Welcome to the c word

I rarely show the world what is going on inside it is just not my style. I hide pain and constantly worry about worrying other people and how they will feel about how I am feeling. I keep my problems to myself and sometimes even from my closest friends. Well not this time.

I have been on the c word roller-coaster (I'm calling it the c word to go easy on the faint hearted) for over three weeks now and have decided it is a good idea to write down what's happened, happening and going to happen then whoever wants to keep up to date can without being forced to hear about it through emails from me. Because you will all have days where you just can't or don't want to hear about this. I get that it’s ok.

I hope not but you also might meet people or know people who go through something similar and it might just help them in some way to know they are not alone and when they fall apart it is ok because who wouldn’t. When you read this please forgive grammar and spelling etc I have not slept for three days and sorry too if it is up and down that is pretty much how I am doing most days.
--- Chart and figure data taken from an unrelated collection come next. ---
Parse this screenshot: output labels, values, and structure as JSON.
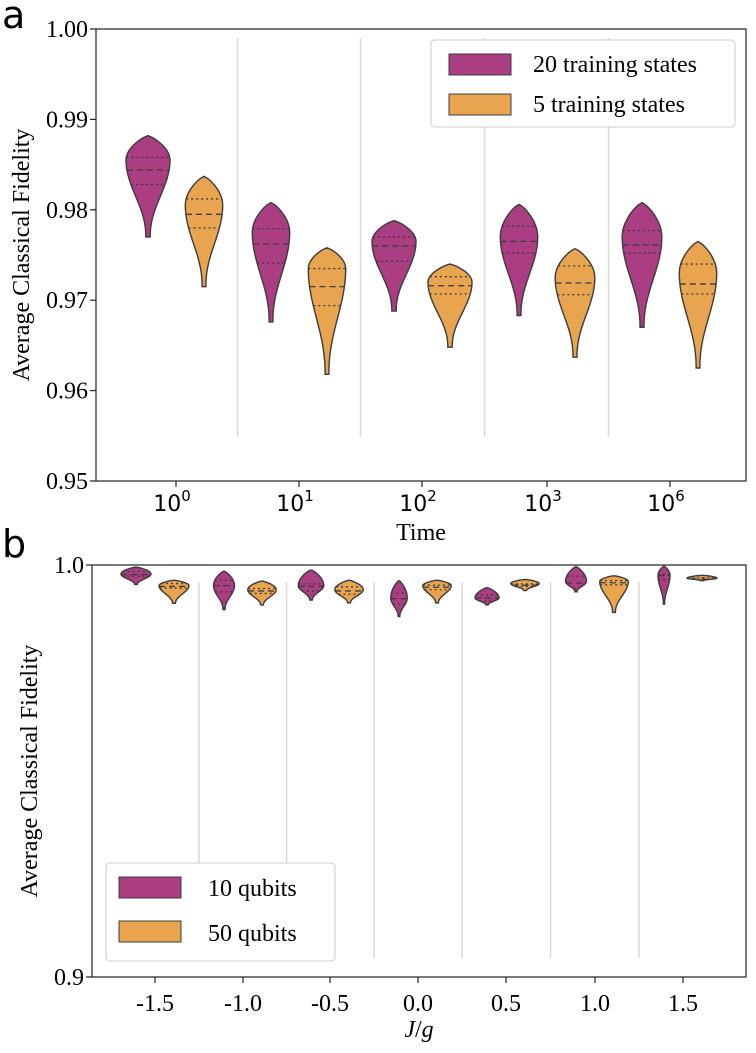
{
  "panels": {
    "a": "a",
    "b": "b"
  },
  "colors": {
    "purple": "#ab3d82",
    "orange": "#e8a44f",
    "edge": "#3c3c3c",
    "sep": "#d9d9d9"
  },
  "chart_data": [
    {
      "type": "violin",
      "panel": "a",
      "title": "",
      "xlabel": "Time",
      "ylabel": "Average Classical Fidelity",
      "ylim": [
        0.95,
        1.0
      ],
      "y_ticks": [
        "0.95",
        "0.96",
        "0.97",
        "0.98",
        "0.99",
        "1.00"
      ],
      "categories": [
        {
          "base": "10",
          "exp": "0"
        },
        {
          "base": "10",
          "exp": "1"
        },
        {
          "base": "10",
          "exp": "2"
        },
        {
          "base": "10",
          "exp": "3"
        },
        {
          "base": "10",
          "exp": "6"
        }
      ],
      "legend": {
        "position": "top-right",
        "entries": [
          "20 training states",
          "5 training states"
        ]
      },
      "series": [
        {
          "name": "20 training states",
          "color": "purple",
          "violins": [
            {
              "min": 0.977,
              "max": 0.9882,
              "q1": 0.9828,
              "median": 0.9844,
              "q3": 0.9858,
              "peak": 0.9855,
              "w": 1.0
            },
            {
              "min": 0.9676,
              "max": 0.9808,
              "q1": 0.9741,
              "median": 0.9762,
              "q3": 0.9779,
              "peak": 0.9775,
              "w": 0.85
            },
            {
              "min": 0.9688,
              "max": 0.9788,
              "q1": 0.9743,
              "median": 0.976,
              "q3": 0.977,
              "peak": 0.9765,
              "w": 1.0
            },
            {
              "min": 0.9683,
              "max": 0.9806,
              "q1": 0.9752,
              "median": 0.9765,
              "q3": 0.9782,
              "peak": 0.977,
              "w": 0.85
            },
            {
              "min": 0.967,
              "max": 0.9808,
              "q1": 0.9752,
              "median": 0.9761,
              "q3": 0.9777,
              "peak": 0.977,
              "w": 0.9
            }
          ]
        },
        {
          "name": "5 training states",
          "color": "orange",
          "violins": [
            {
              "min": 0.9715,
              "max": 0.9837,
              "q1": 0.978,
              "median": 0.9795,
              "q3": 0.9812,
              "peak": 0.9805,
              "w": 0.85
            },
            {
              "min": 0.9618,
              "max": 0.9758,
              "q1": 0.9694,
              "median": 0.9715,
              "q3": 0.9735,
              "peak": 0.9735,
              "w": 0.85
            },
            {
              "min": 0.9648,
              "max": 0.974,
              "q1": 0.9707,
              "median": 0.9716,
              "q3": 0.9726,
              "peak": 0.972,
              "w": 1.0
            },
            {
              "min": 0.9637,
              "max": 0.9757,
              "q1": 0.9706,
              "median": 0.9719,
              "q3": 0.9738,
              "peak": 0.9725,
              "w": 0.9
            },
            {
              "min": 0.9625,
              "max": 0.9765,
              "q1": 0.9707,
              "median": 0.9718,
              "q3": 0.974,
              "peak": 0.973,
              "w": 0.85
            }
          ]
        }
      ]
    },
    {
      "type": "violin",
      "panel": "b",
      "title": "",
      "xlabel": "J/g",
      "ylabel": "Average Classical Fidelity",
      "ylim": [
        0.9,
        1.0
      ],
      "y_ticks": [
        "0.9",
        "1.0"
      ],
      "categories": [
        "-1.5",
        "-1.0",
        "-0.5",
        "0.0",
        "0.5",
        "1.0",
        "1.5"
      ],
      "legend": {
        "position": "bottom-left",
        "entries": [
          "10 qubits",
          "50 qubits"
        ]
      },
      "series": [
        {
          "name": "10 qubits",
          "color": "purple",
          "violins": [
            {
              "min": 0.9953,
              "max": 0.9995,
              "q1": 0.9973,
              "median": 0.9977,
              "q3": 0.9984,
              "peak": 0.9978,
              "w": 1.0
            },
            {
              "min": 0.9892,
              "max": 0.9985,
              "q1": 0.9935,
              "median": 0.995,
              "q3": 0.9963,
              "peak": 0.995,
              "w": 0.7
            },
            {
              "min": 0.9915,
              "max": 0.9988,
              "q1": 0.9937,
              "median": 0.9948,
              "q3": 0.9954,
              "peak": 0.995,
              "w": 0.85
            },
            {
              "min": 0.9875,
              "max": 0.9962,
              "q1": 0.9905,
              "median": 0.9918,
              "q3": 0.9932,
              "peak": 0.992,
              "w": 0.55
            },
            {
              "min": 0.9903,
              "max": 0.9945,
              "q1": 0.9913,
              "median": 0.992,
              "q3": 0.9928,
              "peak": 0.992,
              "w": 0.8
            },
            {
              "min": 0.9935,
              "max": 0.9996,
              "q1": 0.9942,
              "median": 0.9956,
              "q3": 0.9973,
              "peak": 0.996,
              "w": 0.7
            },
            {
              "min": 0.9905,
              "max": 0.9997,
              "q1": 0.9965,
              "median": 0.9974,
              "q3": 0.9977,
              "peak": 0.9975,
              "w": 0.4
            }
          ]
        },
        {
          "name": "50 qubits",
          "color": "orange",
          "violins": [
            {
              "min": 0.9907,
              "max": 0.9963,
              "q1": 0.9944,
              "median": 0.9948,
              "q3": 0.9955,
              "peak": 0.995,
              "w": 1.0
            },
            {
              "min": 0.9903,
              "max": 0.9961,
              "q1": 0.9931,
              "median": 0.9937,
              "q3": 0.9943,
              "peak": 0.994,
              "w": 0.95
            },
            {
              "min": 0.9908,
              "max": 0.9963,
              "q1": 0.9929,
              "median": 0.9937,
              "q3": 0.9947,
              "peak": 0.994,
              "w": 0.95
            },
            {
              "min": 0.9908,
              "max": 0.9963,
              "q1": 0.994,
              "median": 0.9946,
              "q3": 0.9951,
              "peak": 0.995,
              "w": 0.95
            },
            {
              "min": 0.9938,
              "max": 0.9965,
              "q1": 0.9948,
              "median": 0.9951,
              "q3": 0.9954,
              "peak": 0.9955,
              "w": 0.95
            },
            {
              "min": 0.9885,
              "max": 0.9974,
              "q1": 0.9952,
              "median": 0.9957,
              "q3": 0.9962,
              "peak": 0.996,
              "w": 0.95
            },
            {
              "min": 0.9962,
              "max": 0.9975,
              "q1": 0.9964,
              "median": 0.9966,
              "q3": 0.9969,
              "peak": 0.9968,
              "w": 1.0
            }
          ]
        }
      ]
    }
  ]
}
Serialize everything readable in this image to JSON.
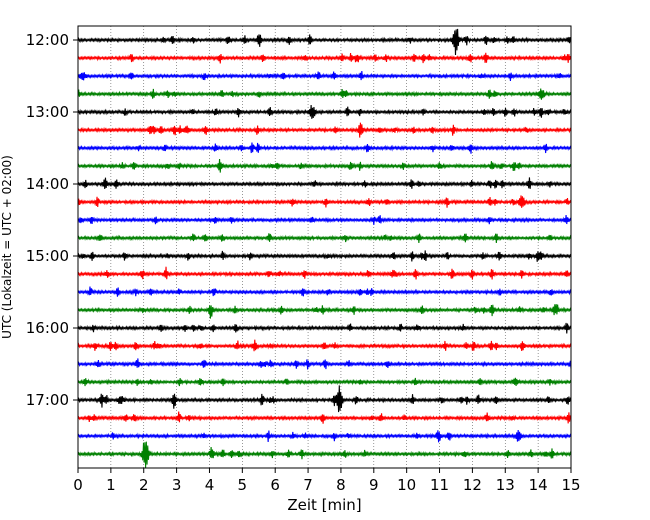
{
  "chart_data": {
    "type": "line",
    "title": "",
    "xlabel": "Zeit  [min]",
    "ylabel": "UTC (Lokalzeit = UTC + 02:00)",
    "xlim": [
      0,
      15
    ],
    "x_ticks": [
      "0",
      "1",
      "2",
      "3",
      "4",
      "5",
      "6",
      "7",
      "8",
      "9",
      "10",
      "11",
      "12",
      "13",
      "14",
      "15"
    ],
    "y_ticks": [
      "12:00",
      "13:00",
      "14:00",
      "15:00",
      "16:00",
      "17:00"
    ],
    "grid": "vertical dotted lines at each minute",
    "trace_interval_minutes": 15,
    "start_time": "12:00",
    "trace_count": 24,
    "colors_cycle": [
      "#000000",
      "#ff0000",
      "#0000ff",
      "#008000"
    ],
    "notable_events": [
      {
        "trace": 0,
        "x": 11.5,
        "amplitude": 1.6
      },
      {
        "trace": 2,
        "x": 0.15,
        "amplitude": 0.5
      },
      {
        "trace": 3,
        "x": 14.1,
        "amplitude": 0.6
      },
      {
        "trace": 5,
        "x": 3.3,
        "amplitude": 0.4
      },
      {
        "trace": 9,
        "x": 13.5,
        "amplitude": 0.8
      },
      {
        "trace": 20,
        "x": 7.95,
        "amplitude": 1.6
      },
      {
        "trace": 20,
        "x": 1.3,
        "amplitude": 0.5
      },
      {
        "trace": 22,
        "x": 13.4,
        "amplitude": 0.6
      },
      {
        "trace": 23,
        "x": 2.05,
        "amplitude": 1.8
      }
    ]
  }
}
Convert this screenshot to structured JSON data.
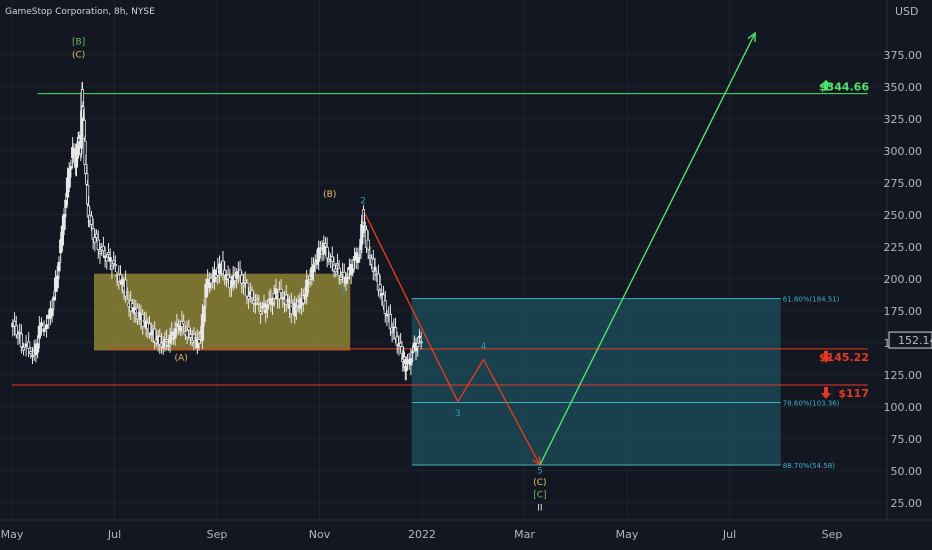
{
  "header": {
    "title": "GameStop Corporation, 8h, NYSE"
  },
  "currency": "USD",
  "colors": {
    "background": "#131722",
    "grid": "#1e222d",
    "candle": "#e8e8e8",
    "box": "#8c8232",
    "fib_zone": "#1a4652",
    "fib_line": "#3bb3c3",
    "green": "#4be36a",
    "red": "#e8381e",
    "wave_primary": "#e3c25a",
    "wave_minor": "#2ba0b8",
    "wave_green": "#6cbf5b"
  },
  "chart_data": {
    "type": "candlestick",
    "x_axis_labels": [
      {
        "label": "May",
        "t": 0
      },
      {
        "label": "Jul",
        "t": 2
      },
      {
        "label": "Sep",
        "t": 4
      },
      {
        "label": "Nov",
        "t": 6
      },
      {
        "label": "2022",
        "t": 8
      },
      {
        "label": "Mar",
        "t": 10
      },
      {
        "label": "May",
        "t": 12
      },
      {
        "label": "Jul",
        "t": 14
      },
      {
        "label": "Sep",
        "t": 16
      }
    ],
    "y_axis_ticks": [
      "25.00",
      "50.00",
      "75.00",
      "100.00",
      "125.00",
      "150.00",
      "175.00",
      "200.00",
      "225.00",
      "250.00",
      "275.00",
      "300.00",
      "325.00",
      "350.00",
      "375.00"
    ],
    "ylim": [
      10,
      410
    ],
    "current_price": "152.14",
    "price_series": [
      [
        0.0,
        165
      ],
      [
        0.1,
        160
      ],
      [
        0.2,
        150
      ],
      [
        0.35,
        145
      ],
      [
        0.45,
        140
      ],
      [
        0.55,
        160
      ],
      [
        0.7,
        165
      ],
      [
        0.8,
        180
      ],
      [
        0.9,
        205
      ],
      [
        1.0,
        240
      ],
      [
        1.1,
        275
      ],
      [
        1.2,
        300
      ],
      [
        1.25,
        290
      ],
      [
        1.3,
        310
      ],
      [
        1.35,
        300
      ],
      [
        1.37,
        344
      ],
      [
        1.4,
        320
      ],
      [
        1.45,
        280
      ],
      [
        1.5,
        250
      ],
      [
        1.6,
        235
      ],
      [
        1.7,
        225
      ],
      [
        1.8,
        220
      ],
      [
        1.9,
        215
      ],
      [
        2.0,
        210
      ],
      [
        2.1,
        200
      ],
      [
        2.2,
        195
      ],
      [
        2.3,
        180
      ],
      [
        2.4,
        175
      ],
      [
        2.5,
        170
      ],
      [
        2.6,
        165
      ],
      [
        2.7,
        160
      ],
      [
        2.8,
        155
      ],
      [
        2.9,
        150
      ],
      [
        3.0,
        150
      ],
      [
        3.1,
        152
      ],
      [
        3.2,
        160
      ],
      [
        3.3,
        165
      ],
      [
        3.4,
        160
      ],
      [
        3.5,
        155
      ],
      [
        3.6,
        150
      ],
      [
        3.7,
        155
      ],
      [
        3.8,
        195
      ],
      [
        3.9,
        200
      ],
      [
        4.0,
        205
      ],
      [
        4.1,
        210
      ],
      [
        4.2,
        200
      ],
      [
        4.3,
        195
      ],
      [
        4.4,
        205
      ],
      [
        4.5,
        200
      ],
      [
        4.6,
        190
      ],
      [
        4.7,
        185
      ],
      [
        4.8,
        180
      ],
      [
        4.9,
        175
      ],
      [
        5.0,
        180
      ],
      [
        5.1,
        185
      ],
      [
        5.2,
        190
      ],
      [
        5.3,
        185
      ],
      [
        5.4,
        180
      ],
      [
        5.5,
        175
      ],
      [
        5.6,
        180
      ],
      [
        5.7,
        185
      ],
      [
        5.8,
        200
      ],
      [
        5.9,
        210
      ],
      [
        6.0,
        220
      ],
      [
        6.1,
        225
      ],
      [
        6.2,
        215
      ],
      [
        6.3,
        210
      ],
      [
        6.4,
        205
      ],
      [
        6.5,
        200
      ],
      [
        6.6,
        205
      ],
      [
        6.7,
        215
      ],
      [
        6.8,
        220
      ],
      [
        6.85,
        250
      ],
      [
        6.9,
        235
      ],
      [
        7.0,
        215
      ],
      [
        7.1,
        205
      ],
      [
        7.2,
        190
      ],
      [
        7.3,
        175
      ],
      [
        7.4,
        165
      ],
      [
        7.5,
        155
      ],
      [
        7.6,
        145
      ],
      [
        7.65,
        135
      ],
      [
        7.7,
        130
      ],
      [
        7.8,
        140
      ],
      [
        7.9,
        150
      ],
      [
        8.0,
        152
      ]
    ],
    "consolidation_box": {
      "x0": 1.6,
      "x1": 6.6,
      "y0": 144,
      "y1": 204
    },
    "fib_zone": {
      "x0": 7.8,
      "x1": 15.0,
      "y0": 54.58,
      "y1": 184.51
    },
    "fib_levels": [
      {
        "label": "61.80%(184.51)",
        "price": 184.51
      },
      {
        "label": "78.60%(103.36)",
        "price": 103.36
      },
      {
        "label": "88.70%(54.58)",
        "price": 54.58
      }
    ],
    "horizontal_lines": [
      {
        "name": "resistance",
        "price": 344.66,
        "x0": 0.5,
        "x1": 16.7,
        "color": "green",
        "label": "$344.66",
        "arrow": "up"
      },
      {
        "name": "support-145",
        "price": 145.22,
        "x0": 1.9,
        "x1": 16.7,
        "color": "red",
        "label": "$145.22",
        "arrow": "down"
      },
      {
        "name": "support-117",
        "price": 117,
        "x0": 0.0,
        "x1": 16.7,
        "color": "red",
        "label": "$117",
        "arrow": "down"
      }
    ],
    "projection_red": [
      [
        6.9,
        250
      ],
      [
        8.7,
        104
      ],
      [
        9.2,
        137
      ],
      [
        10.3,
        54.58
      ]
    ],
    "projection_green": [
      [
        10.3,
        54.58
      ],
      [
        14.5,
        392
      ]
    ],
    "wave_labels": [
      {
        "text": "[B]",
        "t": 1.3,
        "price": 383,
        "color": "wave_green"
      },
      {
        "text": "(C)",
        "t": 1.3,
        "price": 373,
        "color": "wave_primary"
      },
      {
        "text": "(B)",
        "t": 6.2,
        "price": 264,
        "color": "wave_primary"
      },
      {
        "text": "2",
        "t": 6.85,
        "price": 259,
        "color": "wave_minor"
      },
      {
        "text": "1",
        "t": 6.45,
        "price": 189,
        "color": "wave_minor"
      },
      {
        "text": "(A)",
        "t": 3.3,
        "price": 136,
        "color": "wave_primary"
      },
      {
        "text": "3",
        "t": 8.7,
        "price": 93,
        "color": "wave_minor"
      },
      {
        "text": "4",
        "t": 9.2,
        "price": 145,
        "color": "wave_minor"
      },
      {
        "text": "5",
        "t": 10.3,
        "price": 48,
        "color": "wave_minor"
      },
      {
        "text": "(C)",
        "t": 10.3,
        "price": 39,
        "color": "wave_primary"
      },
      {
        "text": "[C]",
        "t": 10.3,
        "price": 29,
        "color": "wave_green"
      },
      {
        "text": "II",
        "t": 10.3,
        "price": 19,
        "color": "candle"
      }
    ]
  }
}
- Tuesday 23rd February 2010

Wednesday 30 June 2010

Too much time on my hands

Not a lot to say really. No not glowing yet, no super powers. Just very tired and have a bit of red skin colour, swelling and an itchy feeling but nothing major. As they said there will not be strong side effects for a couple of weeks. Me inside? Well I am little low today, too much time alone to think. I really would like access to a car now to get about and get back to see the boys, Phil and of course my little Monty shadow who I miss the most and unfortunately I seem to be a little unlucky at the mo with that. Should be mobile any day now hopefully.